Template

An example article for commands.

fetch

Loads data from the specified resource.

Syntax

fetch dataObject [, from:<from>] [, to:<to>] [, timeframe:<timeframe>] [, samplingRatio:<samplingRatio>] [, scanLimitGBytes:<scanLimitGBytes>]

TBD. Details about the syntax description here. (Included as snippet)

Parameters

Parameter

Type

Description

Required

dataObject

data object

The data object to fetch data for.

required

from

timestamp, long, duration, string

The start of the timeframe (if no explicit timeframe is specified). A duration is interpreted as an offset from now().

optional

to

timestamp, long, duration, string

The end of the timeframe (if no explicit timeframe is specified). A duration is interpreted as an offset from now().

optional

timeframe

timeframe, string

The desired timeframe (if not specified, global timeframe is used).

optional

samplingRatio

double, long

The desired sampling ratio.

optional

scanLimitGBytes

long

The maximum number of gigabytes that shall be scanned during loading data.

optional

Basic examples

Example 1: Fetch data from logs

Here is an example of the fetch command in its simplest form.

fetch logs

Query timeframes

All duration literals valid for the duration data type are applicable for the from and to parameters.

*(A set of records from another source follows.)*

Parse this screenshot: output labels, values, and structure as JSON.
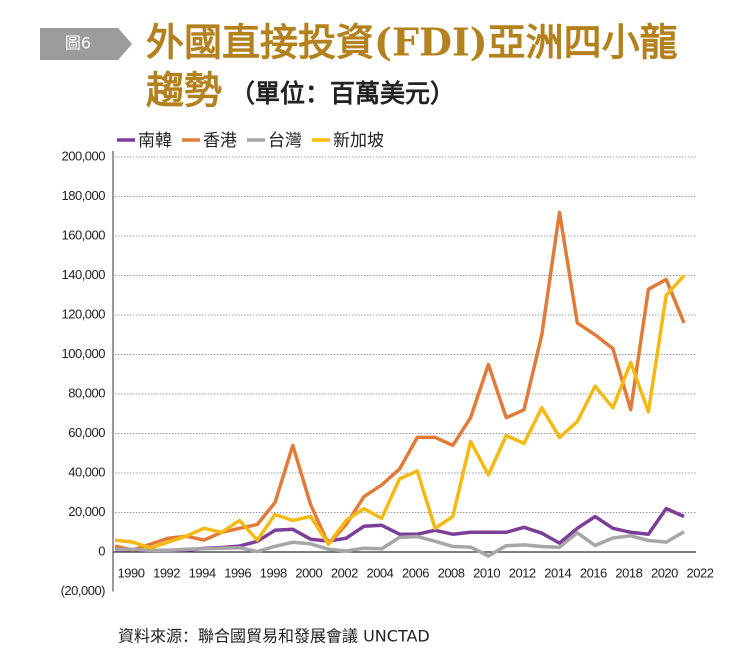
{
  "figure_label": "圖6",
  "chart_data": {
    "type": "line",
    "title": "外國直接投資(FDI)亞洲四小龍",
    "title_line2": "趨勢",
    "subtitle": "（單位：百萬美元）",
    "source": "資料來源：聯合國貿易和發展會議 UNCTAD",
    "x": [
      1990,
      1991,
      1992,
      1993,
      1994,
      1995,
      1996,
      1997,
      1998,
      1999,
      2000,
      2001,
      2002,
      2003,
      2004,
      2005,
      2006,
      2007,
      2008,
      2009,
      2010,
      2011,
      2012,
      2013,
      2014,
      2015,
      2016,
      2017,
      2018,
      2019,
      2020,
      2021,
      2022
    ],
    "xlim": [
      1990,
      2022
    ],
    "xticks": [
      1990,
      1992,
      1994,
      1996,
      1998,
      2000,
      2002,
      2004,
      2006,
      2008,
      2010,
      2012,
      2014,
      2016,
      2018,
      2020,
      2022
    ],
    "ylim": [
      -20000,
      200000
    ],
    "yticks": [
      {
        "value": -20000,
        "label": "(20,000)"
      },
      0,
      {
        "value": 20000,
        "label": "20,000"
      },
      {
        "value": 40000,
        "label": "40,000"
      },
      {
        "value": 60000,
        "label": "60,000"
      },
      {
        "value": 80000,
        "label": "80,000"
      },
      {
        "value": 100000,
        "label": "100,000"
      },
      {
        "value": 120000,
        "label": "120,000"
      },
      {
        "value": 140000,
        "label": "140,000"
      },
      {
        "value": 160000,
        "label": "160,000"
      },
      {
        "value": 180000,
        "label": "180,000"
      },
      {
        "value": 200000,
        "label": "200,000"
      }
    ],
    "grid": true,
    "legend": "top-left",
    "series": [
      {
        "name": "南韓",
        "color": "#7b3f98",
        "values": [
          800,
          1200,
          700,
          600,
          800,
          1800,
          2300,
          3000,
          5400,
          11000,
          11500,
          6500,
          5500,
          7000,
          13000,
          13500,
          9000,
          9000,
          11000,
          9000,
          10000,
          10000,
          10000,
          12500,
          9500,
          4500,
          12000,
          18000,
          12000,
          10000,
          9000,
          22000,
          18000
        ]
      },
      {
        "name": "香港",
        "color": "#e07b39",
        "values": [
          3000,
          1000,
          4000,
          7000,
          8000,
          6000,
          10000,
          12000,
          14000,
          25000,
          54000,
          24000,
          4000,
          14000,
          28000,
          34000,
          42000,
          58000,
          58000,
          54000,
          68000,
          95000,
          68000,
          72000,
          110000,
          172000,
          116000,
          110000,
          103000,
          72000,
          133000,
          138000,
          116000
        ]
      },
      {
        "name": "台灣",
        "color": "#a6a6a6",
        "values": [
          1300,
          1300,
          900,
          900,
          1400,
          1600,
          1900,
          2200,
          200,
          2900,
          4900,
          4100,
          1400,
          500,
          1900,
          1600,
          7400,
          7800,
          5400,
          2800,
          2500,
          -2000,
          3200,
          3600,
          2800,
          2400,
          9700,
          3300,
          7100,
          8200,
          5800,
          5000,
          10300
        ]
      },
      {
        "name": "新加坡",
        "color": "#f5b913",
        "values": [
          6000,
          5000,
          2000,
          5000,
          8000,
          12000,
          10000,
          16000,
          6000,
          19000,
          16000,
          18000,
          4000,
          16000,
          22000,
          17000,
          37000,
          41000,
          12000,
          18000,
          56000,
          39000,
          59000,
          55000,
          73000,
          58000,
          66000,
          84000,
          73000,
          96000,
          71000,
          130000,
          140000
        ]
      }
    ]
  }
}
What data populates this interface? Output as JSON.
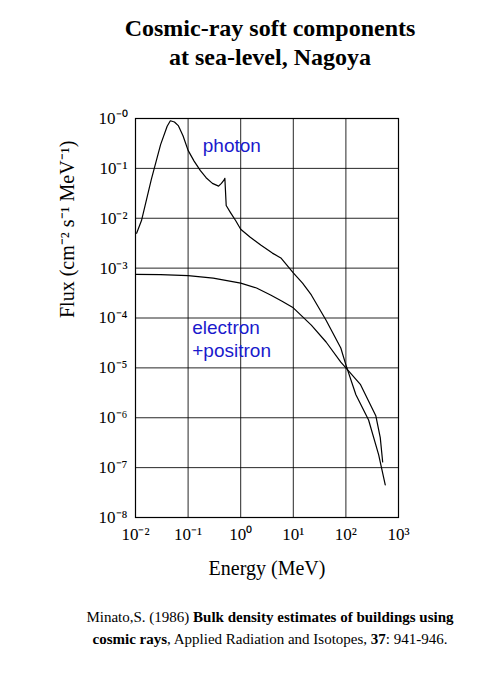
{
  "chart_data": {
    "type": "line",
    "title": "Cosmic-ray soft components\nat sea-level, Nagoya",
    "x_label": "Energy (MeV)",
    "y_label": "Flux (cm⁻² s⁻¹ MeV⁻¹)",
    "log": true,
    "grid": true,
    "xlim": [
      0.01,
      1000
    ],
    "ylim": [
      1e-08,
      1
    ],
    "xticks": [
      {
        "value": 0.01,
        "label": "10⁻²"
      },
      {
        "value": 0.1,
        "label": "10⁻¹"
      },
      {
        "value": 1,
        "label": "10⁰"
      },
      {
        "value": 10,
        "label": "10¹"
      },
      {
        "value": 100,
        "label": "10²"
      },
      {
        "value": 1000,
        "label": "10³"
      }
    ],
    "yticks": [
      {
        "value": 1,
        "label": "10⁻⁰"
      },
      {
        "value": 0.1,
        "label": "10⁻¹"
      },
      {
        "value": 0.01,
        "label": "10⁻²"
      },
      {
        "value": 0.001,
        "label": "10⁻³"
      },
      {
        "value": 0.0001,
        "label": "10⁻⁴"
      },
      {
        "value": 1e-05,
        "label": "10⁻⁵"
      },
      {
        "value": 1e-06,
        "label": "10⁻⁶"
      },
      {
        "value": 1e-07,
        "label": "10⁻⁷"
      },
      {
        "value": 1e-08,
        "label": "10⁻⁸"
      }
    ],
    "series": [
      {
        "name": "photon",
        "color": "#000000",
        "x": [
          0.0105,
          0.013,
          0.02,
          0.03,
          0.04,
          0.046,
          0.055,
          0.065,
          0.08,
          0.1,
          0.13,
          0.17,
          0.22,
          0.29,
          0.38,
          0.43,
          0.48,
          0.5,
          0.53,
          0.64,
          0.8,
          1,
          1.5,
          2.4,
          4,
          5.8,
          10,
          15,
          22,
          42,
          80,
          100,
          155,
          270,
          420,
          560
        ],
        "values": [
          0.005,
          0.009,
          0.06,
          0.3,
          0.7,
          0.9,
          0.85,
          0.72,
          0.45,
          0.23,
          0.14,
          0.091,
          0.065,
          0.05,
          0.044,
          0.05,
          0.058,
          0.063,
          0.018,
          0.013,
          0.009,
          0.006,
          0.0042,
          0.0029,
          0.002,
          0.0016,
          0.0008,
          0.0005,
          0.00029,
          9e-05,
          2.5e-05,
          1.15e-05,
          2.9e-06,
          9e-07,
          1.8e-07,
          4.5e-08
        ]
      },
      {
        "name": "electron\n+positron",
        "color": "#000000",
        "x": [
          0.01,
          0.03,
          0.1,
          0.3,
          1,
          2,
          3.7,
          6,
          10,
          22,
          42,
          80,
          100,
          190,
          370,
          450,
          500
        ],
        "values": [
          0.00075,
          0.00074,
          0.00071,
          0.00063,
          0.0005,
          0.0004,
          0.00029,
          0.00022,
          0.00016,
          7.2e-05,
          3.3e-05,
          1.3e-05,
          1e-05,
          4.6e-06,
          1.1e-06,
          4e-07,
          1.3e-07
        ]
      }
    ],
    "annotations": [
      {
        "text": "photon",
        "x": 0.19,
        "y": 0.3,
        "color": "#1a1acc"
      },
      {
        "text": "electron\n+positron",
        "x": 0.12,
        "y": 4e-05,
        "color": "#1a1acc"
      }
    ],
    "caption": {
      "reference": "Minato,S. (1986)",
      "article": "Bulk density estimates of buildings using cosmic rays",
      "journal": ", Applied Radiation and Isotopes,",
      "volume": "37",
      "pages": ": 941-946."
    }
  }
}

Example 2: Relative timeframe with defined start time

This example with relative time ranges uses DQL's time literals to query logs from the last 25 minutes. The duration is automatically interpreted as an offset of the now() function.

fetch logs, from:-25m
Example 3: Relative timeframe with defined start and end time

Using both the from and to parameters allows you to adjust the start and end timestamp of the query. The duration is automatically interpreted as an offset of the now() function.

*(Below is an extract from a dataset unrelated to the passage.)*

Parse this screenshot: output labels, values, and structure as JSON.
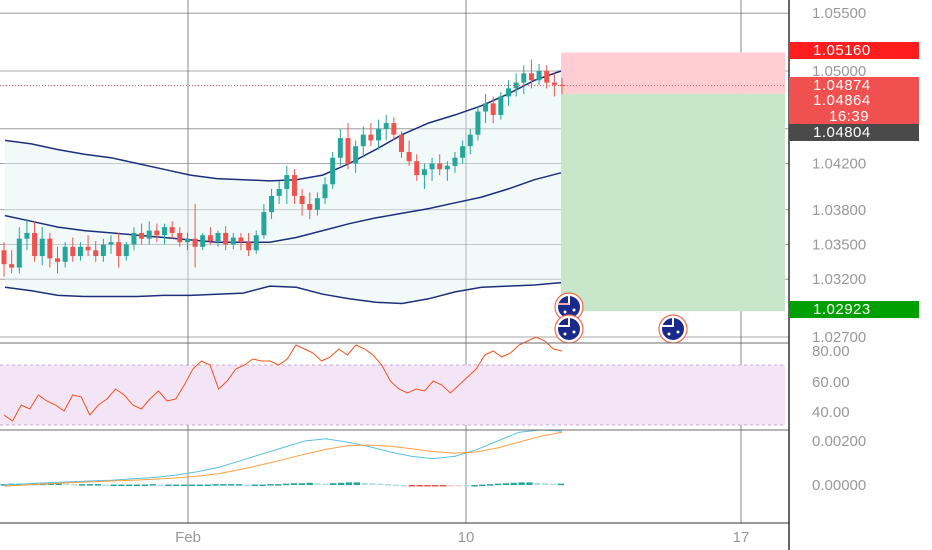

fetch logs, from:-24h, to:-2h
Example 4: Absolute time range

You can also use absolute time ranges with the timeframe parameter.

fetch logs, timeframe:"2021-10-20T00:00:00Z/2021-10-28T12:00:00Z"

Sampling

Currently, to improve query performance, sampling is applicable for Log data within the initial fetch pipeline stage. Sampling happens vertically across the data, resulting in the selection of a subset of Log records, according to the specified, optional samplingRatio parameter.

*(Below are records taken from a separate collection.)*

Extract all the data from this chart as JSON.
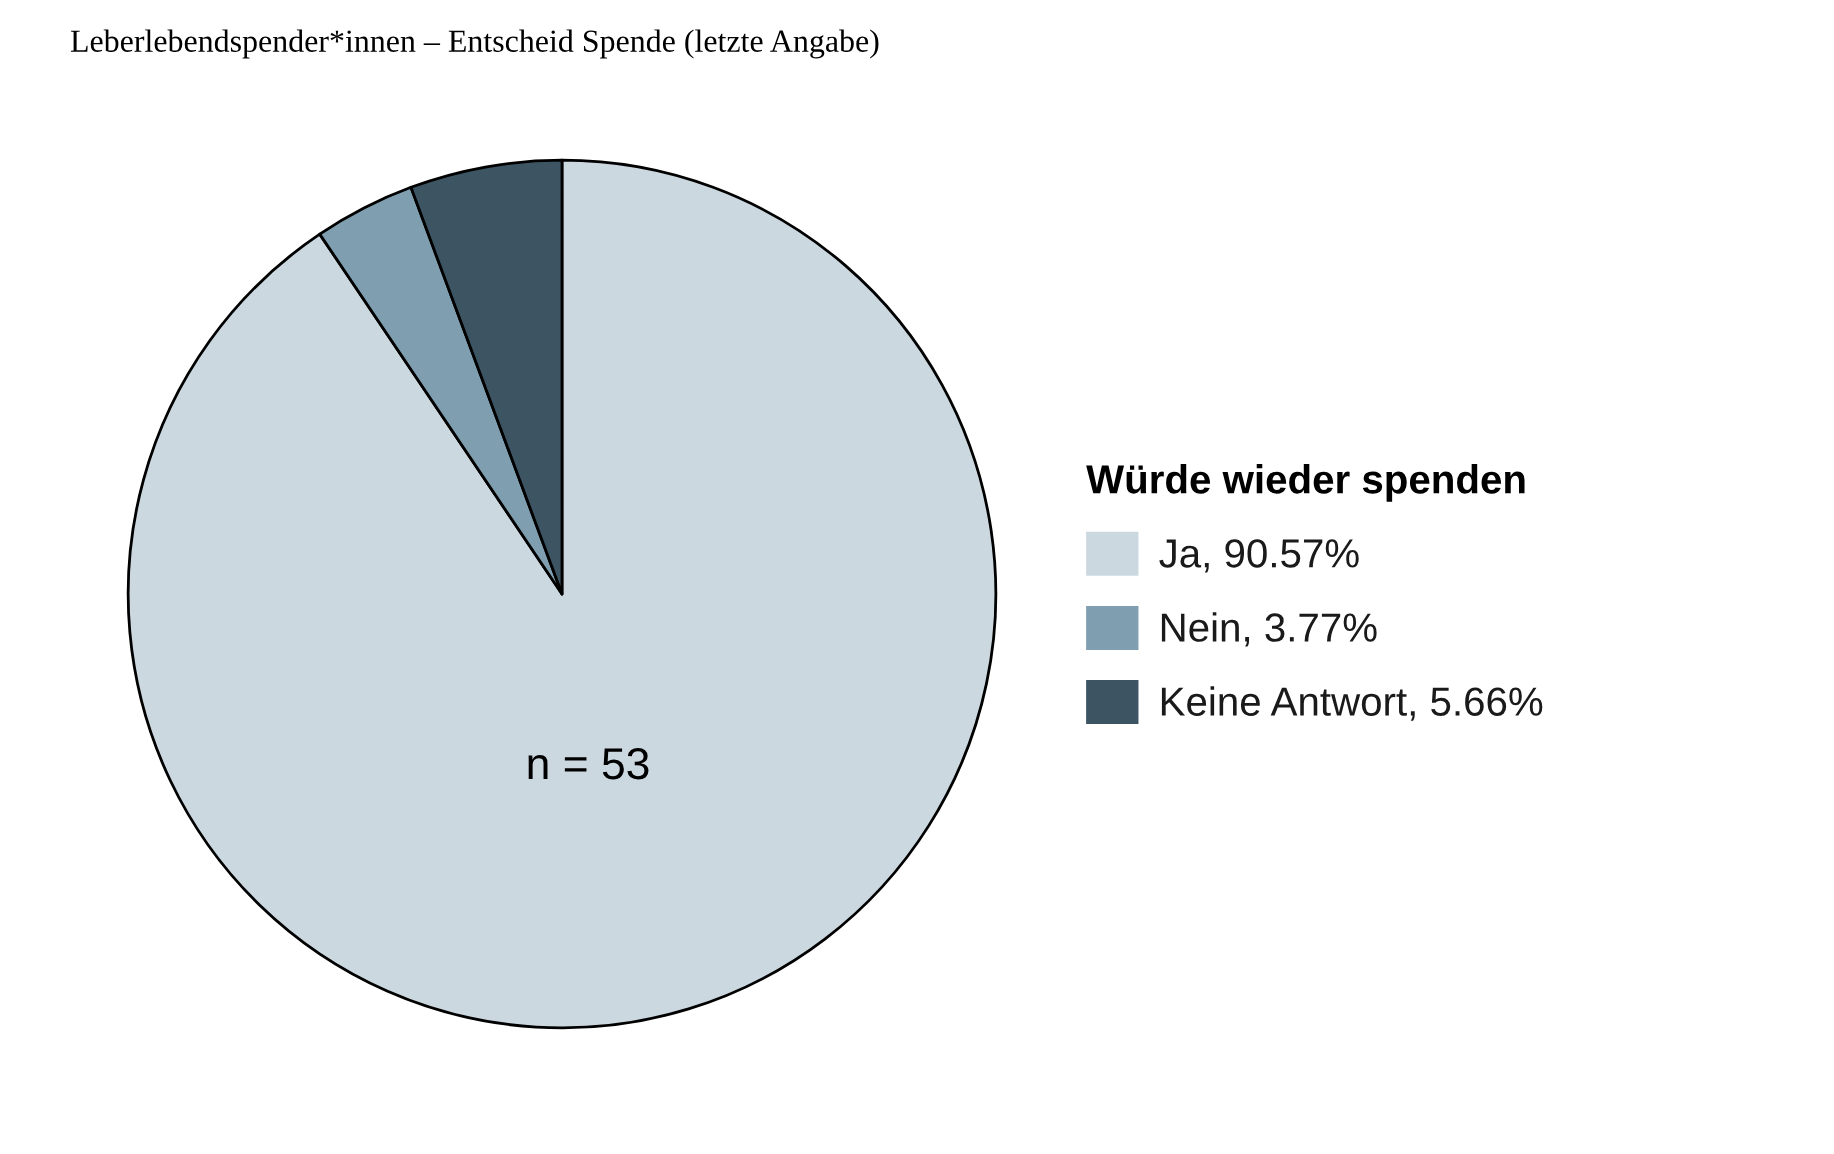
{
  "chart_data": {
    "type": "pie",
    "title": "Leberlebendspender*innen – Entscheid Spende (letzte Angabe)",
    "categories": [
      "Ja, 90.57%",
      "Nein, 3.77%",
      "Keine Antwort, 5.66%"
    ],
    "values": [
      90.57,
      3.77,
      5.66
    ],
    "colors": [
      "#ccd8e0",
      "#7f9fb0",
      "#3d5563"
    ],
    "legend_title": "Würde wieder spenden",
    "legend": "right",
    "annotations": [
      "n = 53"
    ]
  }
}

The applicable value ranges for sampling are:

  • 1: Default value, resulting in no applied sampling.
  • 10
  • 100
  • 1000
  • 10000

Depending on the specified value, 1/<samplingRatio> of available raw Log records are returned.

The selected samplingRatio is reported in the query result for each record through dt.system.sampling_ratio, which is a hidden field. To see the hidden field, you need to select it via the fields command.

Sampling in practice

Sampling is non-deterministic, and will return a different result set with each query run. Also, all the following commands will work based on the sampled set of input data, yielding unprecise aggregates.

Furthermore, result sets may vary greatly with different samplingRatio values. This is the nature of sampling, as a high sampling ratio is more likely to leave out low-frequency logs. For example, if you had one ERROR log among millions of INFO logs, filter loglevel == "ERROR" would very likely return an empty result set for any sampled data.

Example 5: Estimate number of occurances in logs

In this example, an estimation of the occurrences of ERROR Logs happens across the last 7 days. As a final step, an interpolation of the countIf() aggregation is added by multiplying and overriding the aggregation result with the selected value of the sampling parameter.

fetch logs, from:now()-7d, samplingRatio:100
| summarize c = countIf(loglevel == "ERROR")
| fieldsAdd c = c*100

Read data limit

The optional scanLimitGBytes parameter controls the amount of uncompressed data to be read by the fetch stage. The default value is 500GB unless specified otherwise. If set to -1, all data available in the query time range is analyzed.